Mouse islets are less complex in structure
and cell type than human islets.

Blood vessels with smooth musculature also are more prominent in human islets than in mouse islets. This suggests that significant connections exist between cells within human islets and the nervous system, producing a constant “chatter” of information that goes to the brain and returns to the cells depending on the situation, such as the presence or absence of normal glucose levels, or emotional stress. It also means that different cells in an islet talk to each other in response to situations and secrete insulin or glucagon depending on the content of the conversation. An interrupted conversation between beta and alpha cells causes alphas to increase activity and number, with diminishing counter-response from the betas, thus increasing glucose levels in the bloodstream and triggering a diabetes diagnosis.

The conversation between islets and the nervous system begins before birth. Highly organized islet structure is already in place by the 10th week of fetal development. This period is normally the only time new islets are created in humans, except when acute pancreatic stress occurs and, perhaps, during pregnancy.

Mouse responsiveness to new beta cell formation is much greater than that in humans, possibly because mice eat almost constantly.
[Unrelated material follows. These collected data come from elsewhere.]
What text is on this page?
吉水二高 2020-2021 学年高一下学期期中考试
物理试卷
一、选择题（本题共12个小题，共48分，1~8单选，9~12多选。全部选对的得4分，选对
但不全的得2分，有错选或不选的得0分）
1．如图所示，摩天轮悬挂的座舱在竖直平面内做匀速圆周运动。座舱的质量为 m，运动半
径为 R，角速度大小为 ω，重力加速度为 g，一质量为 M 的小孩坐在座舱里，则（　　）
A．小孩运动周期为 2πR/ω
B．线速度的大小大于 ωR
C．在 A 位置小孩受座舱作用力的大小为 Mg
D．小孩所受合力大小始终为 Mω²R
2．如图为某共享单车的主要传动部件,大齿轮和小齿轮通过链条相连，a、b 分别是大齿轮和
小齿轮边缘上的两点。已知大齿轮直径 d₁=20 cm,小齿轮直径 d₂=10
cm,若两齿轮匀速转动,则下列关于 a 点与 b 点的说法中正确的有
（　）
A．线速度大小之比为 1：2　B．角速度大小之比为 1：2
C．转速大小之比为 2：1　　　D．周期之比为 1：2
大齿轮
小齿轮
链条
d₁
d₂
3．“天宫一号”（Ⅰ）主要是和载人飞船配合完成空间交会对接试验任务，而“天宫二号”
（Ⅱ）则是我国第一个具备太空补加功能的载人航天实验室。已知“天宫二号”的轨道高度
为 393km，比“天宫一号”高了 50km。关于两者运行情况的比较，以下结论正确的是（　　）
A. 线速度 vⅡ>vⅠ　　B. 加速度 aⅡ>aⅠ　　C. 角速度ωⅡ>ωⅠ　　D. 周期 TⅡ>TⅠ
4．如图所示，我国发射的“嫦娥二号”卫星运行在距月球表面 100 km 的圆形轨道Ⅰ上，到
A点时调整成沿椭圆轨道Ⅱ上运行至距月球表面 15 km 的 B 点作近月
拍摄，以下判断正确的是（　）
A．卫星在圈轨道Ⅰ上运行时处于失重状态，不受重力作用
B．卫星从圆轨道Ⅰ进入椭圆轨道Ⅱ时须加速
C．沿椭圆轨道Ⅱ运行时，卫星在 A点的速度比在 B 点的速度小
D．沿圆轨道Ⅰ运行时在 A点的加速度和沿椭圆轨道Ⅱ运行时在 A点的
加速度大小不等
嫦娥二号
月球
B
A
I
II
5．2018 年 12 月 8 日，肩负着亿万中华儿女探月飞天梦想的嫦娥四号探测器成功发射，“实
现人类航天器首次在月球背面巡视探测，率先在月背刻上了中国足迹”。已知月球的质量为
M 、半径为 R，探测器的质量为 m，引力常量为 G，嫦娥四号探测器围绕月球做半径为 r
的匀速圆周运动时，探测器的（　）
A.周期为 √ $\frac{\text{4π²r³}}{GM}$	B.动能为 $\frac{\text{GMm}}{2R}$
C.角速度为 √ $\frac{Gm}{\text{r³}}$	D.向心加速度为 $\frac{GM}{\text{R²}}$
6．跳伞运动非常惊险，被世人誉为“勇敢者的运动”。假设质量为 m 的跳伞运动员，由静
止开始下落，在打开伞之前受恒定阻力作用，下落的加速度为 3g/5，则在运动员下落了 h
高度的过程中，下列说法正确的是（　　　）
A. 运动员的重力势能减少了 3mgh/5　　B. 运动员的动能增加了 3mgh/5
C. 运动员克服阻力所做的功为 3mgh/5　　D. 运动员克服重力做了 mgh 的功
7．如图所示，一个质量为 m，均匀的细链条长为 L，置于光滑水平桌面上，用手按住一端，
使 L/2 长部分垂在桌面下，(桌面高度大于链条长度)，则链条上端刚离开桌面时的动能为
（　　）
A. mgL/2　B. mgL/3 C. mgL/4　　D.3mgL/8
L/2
This may be why beta cell regeneration techniques that succeed in mice fail to achieve the same result in humans. While research has shown that Type 1 diabetes is an autoimmune disease, blocking the cells attacking the pancreas does not generally result in regeneration of new insulin-producing beta cells in humans.  Even when some therapies allow newly diagnosed T1 patients to extend the so-called “honeymoon period” of independent insulin production for humans, human beta cells do not regenerate as quickly as they do in mice.

The differences between mouse and human islets may make it feel like diabetes researchers are comparing apples and oranges, but it’s important to remember that mouse research is just one avenue towards advancing human research on diabetes.  Diabetes researchers have been working with other 4-legged test subjects, including genetically unique piglets (see “Four-Legged Islet Factories: the Pigs of Auckland Island”), and there have been significant advances in computer modeling and stem-cell research, opening up new pathways for medical testing.  Mouse research should be seen as a step in the process towards FDA approval for human clinical trials rather than the end-point of diabetes research.

So while it may be frustrating to read yet another headline of a cure for diabetes in mice, the silver lining may be that such news represents another step forward, even if a small one, in continuing diabetes research that will benefit humans, as well.

Robert Benchley contributed reporting to this article.